10. The isolated and purified nucleotide sequence of claim 9, wherein said isolated and purified nucleotide sequence consists of the nucleotide sequence of SEQ ID NO: 7.

11. The genetically engineered transgenic plant of claim 4, wherein said gene encoding said glucuronic acid reductase has a nucleotide sequence that comprises the nucleotide sequence as set forth in SEQ ID NO:7.

12. The genetically engineered transgenic plant of claim 4, wherein said glucuronic acid reductase enzyme consists of the amino acid sequence as set forth in SEQ ID NO: 8.

13. The method of claim 1, wherein said glucuronic acid reductase enzyme consists of the amino acid sequence as set forth in SEQ ID NO: 8.

14. The method of claim 1, wherein said gene has a nucleotide sequence that comprises the nucleotide sequence as set forth in SEQ ID NO: 7.

15. The method of claim 1, wherein said gene consists of the nucleotide sequence as set forth in SEQ ID NO: 7 which is operably linked to a heterologous promoter.

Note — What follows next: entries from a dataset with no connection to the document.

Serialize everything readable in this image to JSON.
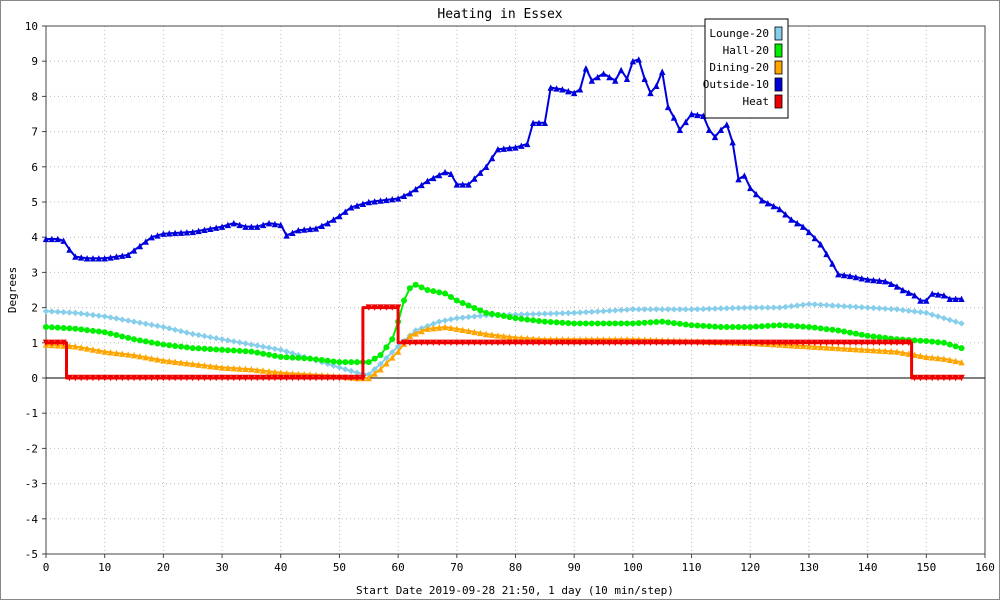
{
  "chart_data": {
    "type": "line",
    "title": "Heating in Essex",
    "xlabel": "Start Date 2019-09-28 21:50, 1 day (10 min/step)",
    "ylabel": "Degrees",
    "xlim": [
      0,
      160
    ],
    "ylim": [
      -5,
      10
    ],
    "x_ticks": [
      0,
      10,
      20,
      30,
      40,
      50,
      60,
      70,
      80,
      90,
      100,
      110,
      120,
      130,
      140,
      150,
      160
    ],
    "y_ticks": [
      -5,
      -4,
      -3,
      -2,
      -1,
      0,
      1,
      2,
      3,
      4,
      5,
      6,
      7,
      8,
      9,
      10
    ],
    "grid": true,
    "legend_position": "top-right",
    "series": [
      {
        "name": "Lounge-20",
        "color": "#87ceeb",
        "marker": "diamond",
        "points": [
          [
            0,
            1.9
          ],
          [
            5,
            1.85
          ],
          [
            10,
            1.75
          ],
          [
            15,
            1.6
          ],
          [
            20,
            1.45
          ],
          [
            25,
            1.25
          ],
          [
            30,
            1.1
          ],
          [
            35,
            0.95
          ],
          [
            40,
            0.8
          ],
          [
            45,
            0.55
          ],
          [
            50,
            0.3
          ],
          [
            53,
            0.15
          ],
          [
            55,
            0.1
          ],
          [
            57,
            0.4
          ],
          [
            60,
            0.9
          ],
          [
            63,
            1.35
          ],
          [
            67,
            1.6
          ],
          [
            70,
            1.7
          ],
          [
            75,
            1.78
          ],
          [
            80,
            1.8
          ],
          [
            90,
            1.85
          ],
          [
            95,
            1.9
          ],
          [
            100,
            1.95
          ],
          [
            110,
            1.95
          ],
          [
            120,
            2.0
          ],
          [
            125,
            2.0
          ],
          [
            130,
            2.1
          ],
          [
            135,
            2.05
          ],
          [
            140,
            2.0
          ],
          [
            145,
            1.95
          ],
          [
            150,
            1.85
          ],
          [
            153,
            1.7
          ],
          [
            156,
            1.55
          ]
        ]
      },
      {
        "name": "Hall-20",
        "color": "#00ee00",
        "marker": "circle",
        "points": [
          [
            0,
            1.45
          ],
          [
            5,
            1.4
          ],
          [
            10,
            1.3
          ],
          [
            15,
            1.1
          ],
          [
            20,
            0.95
          ],
          [
            25,
            0.85
          ],
          [
            30,
            0.8
          ],
          [
            35,
            0.75
          ],
          [
            40,
            0.6
          ],
          [
            45,
            0.55
          ],
          [
            50,
            0.45
          ],
          [
            53,
            0.45
          ],
          [
            55,
            0.45
          ],
          [
            57,
            0.65
          ],
          [
            59,
            1.1
          ],
          [
            60,
            1.6
          ],
          [
            61,
            2.2
          ],
          [
            62,
            2.55
          ],
          [
            63,
            2.65
          ],
          [
            65,
            2.5
          ],
          [
            68,
            2.4
          ],
          [
            70,
            2.2
          ],
          [
            75,
            1.85
          ],
          [
            80,
            1.7
          ],
          [
            85,
            1.6
          ],
          [
            90,
            1.55
          ],
          [
            95,
            1.55
          ],
          [
            100,
            1.55
          ],
          [
            105,
            1.6
          ],
          [
            110,
            1.5
          ],
          [
            115,
            1.45
          ],
          [
            120,
            1.45
          ],
          [
            125,
            1.5
          ],
          [
            130,
            1.45
          ],
          [
            135,
            1.35
          ],
          [
            140,
            1.2
          ],
          [
            145,
            1.1
          ],
          [
            150,
            1.05
          ],
          [
            153,
            1.0
          ],
          [
            156,
            0.85
          ]
        ]
      },
      {
        "name": "Dining-20",
        "color": "#ffa500",
        "marker": "triangle-up",
        "points": [
          [
            0,
            0.95
          ],
          [
            5,
            0.9
          ],
          [
            10,
            0.75
          ],
          [
            15,
            0.65
          ],
          [
            20,
            0.5
          ],
          [
            25,
            0.4
          ],
          [
            30,
            0.3
          ],
          [
            35,
            0.25
          ],
          [
            40,
            0.15
          ],
          [
            45,
            0.1
          ],
          [
            50,
            0.05
          ],
          [
            53,
            0.0
          ],
          [
            55,
            0.0
          ],
          [
            57,
            0.25
          ],
          [
            60,
            0.75
          ],
          [
            62,
            1.2
          ],
          [
            65,
            1.4
          ],
          [
            68,
            1.45
          ],
          [
            70,
            1.4
          ],
          [
            75,
            1.25
          ],
          [
            80,
            1.15
          ],
          [
            85,
            1.1
          ],
          [
            90,
            1.1
          ],
          [
            100,
            1.1
          ],
          [
            110,
            1.05
          ],
          [
            120,
            1.0
          ],
          [
            125,
            0.95
          ],
          [
            130,
            0.9
          ],
          [
            135,
            0.85
          ],
          [
            140,
            0.8
          ],
          [
            145,
            0.75
          ],
          [
            150,
            0.6
          ],
          [
            153,
            0.55
          ],
          [
            156,
            0.45
          ]
        ]
      },
      {
        "name": "Outside-10",
        "color": "#0000dd",
        "marker": "triangle-up",
        "points": [
          [
            0,
            3.95
          ],
          [
            2,
            3.95
          ],
          [
            3,
            3.9
          ],
          [
            4,
            3.65
          ],
          [
            5,
            3.45
          ],
          [
            7,
            3.4
          ],
          [
            10,
            3.4
          ],
          [
            12,
            3.45
          ],
          [
            14,
            3.5
          ],
          [
            16,
            3.75
          ],
          [
            18,
            4.0
          ],
          [
            20,
            4.1
          ],
          [
            25,
            4.15
          ],
          [
            30,
            4.3
          ],
          [
            32,
            4.4
          ],
          [
            34,
            4.3
          ],
          [
            36,
            4.3
          ],
          [
            38,
            4.4
          ],
          [
            40,
            4.35
          ],
          [
            41,
            4.05
          ],
          [
            43,
            4.2
          ],
          [
            46,
            4.25
          ],
          [
            48,
            4.4
          ],
          [
            50,
            4.6
          ],
          [
            52,
            4.85
          ],
          [
            55,
            5.0
          ],
          [
            60,
            5.1
          ],
          [
            62,
            5.25
          ],
          [
            65,
            5.6
          ],
          [
            68,
            5.85
          ],
          [
            69,
            5.8
          ],
          [
            70,
            5.5
          ],
          [
            72,
            5.5
          ],
          [
            75,
            6.0
          ],
          [
            77,
            6.5
          ],
          [
            80,
            6.55
          ],
          [
            82,
            6.65
          ],
          [
            83,
            7.25
          ],
          [
            85,
            7.25
          ],
          [
            86,
            8.25
          ],
          [
            88,
            8.2
          ],
          [
            90,
            8.1
          ],
          [
            91,
            8.2
          ],
          [
            92,
            8.8
          ],
          [
            93,
            8.45
          ],
          [
            95,
            8.65
          ],
          [
            97,
            8.45
          ],
          [
            98,
            8.75
          ],
          [
            99,
            8.5
          ],
          [
            100,
            9.0
          ],
          [
            101,
            9.05
          ],
          [
            102,
            8.5
          ],
          [
            103,
            8.1
          ],
          [
            104,
            8.3
          ],
          [
            105,
            8.7
          ],
          [
            106,
            7.7
          ],
          [
            107,
            7.4
          ],
          [
            108,
            7.05
          ],
          [
            110,
            7.5
          ],
          [
            112,
            7.45
          ],
          [
            113,
            7.05
          ],
          [
            114,
            6.85
          ],
          [
            115,
            7.05
          ],
          [
            116,
            7.2
          ],
          [
            117,
            6.7
          ],
          [
            118,
            5.65
          ],
          [
            119,
            5.75
          ],
          [
            120,
            5.4
          ],
          [
            122,
            5.05
          ],
          [
            125,
            4.8
          ],
          [
            127,
            4.5
          ],
          [
            129,
            4.3
          ],
          [
            130,
            4.15
          ],
          [
            132,
            3.8
          ],
          [
            134,
            3.25
          ],
          [
            135,
            2.95
          ],
          [
            137,
            2.9
          ],
          [
            140,
            2.8
          ],
          [
            143,
            2.75
          ],
          [
            145,
            2.6
          ],
          [
            146,
            2.5
          ],
          [
            148,
            2.35
          ],
          [
            149,
            2.2
          ],
          [
            150,
            2.2
          ],
          [
            151,
            2.4
          ],
          [
            153,
            2.35
          ],
          [
            154,
            2.25
          ],
          [
            156,
            2.25
          ]
        ]
      },
      {
        "name": "Heat",
        "color": "#ee0000",
        "marker": "triangle-down",
        "points": [
          [
            0,
            1.0
          ],
          [
            3.5,
            1.0
          ],
          [
            3.5,
            0.0
          ],
          [
            54,
            0.0
          ],
          [
            54,
            2.0
          ],
          [
            60,
            2.0
          ],
          [
            60,
            1.0
          ],
          [
            147.5,
            1.0
          ],
          [
            147.5,
            0.0
          ],
          [
            156,
            0.0
          ]
        ]
      }
    ]
  }
}
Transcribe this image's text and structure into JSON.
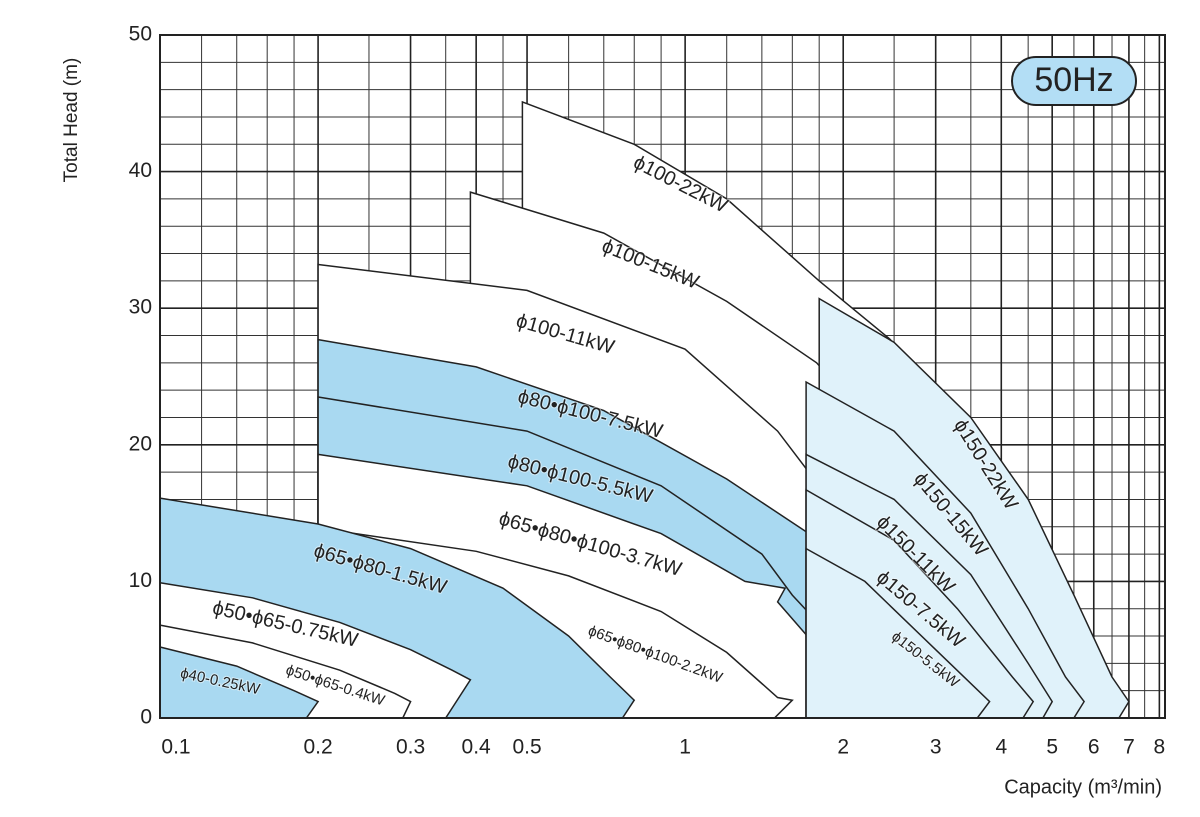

16. The method of claim 1, wherein said step of transforming includes a step of inserting said isolated and purified gene into a vector and using said vector to transform said plant to obtain said genetically engineered plant.

17. The isolated and purified nucleotide sequence of claim 9, wherein said isolated and purified nucleotide sequence is further contained within a vector.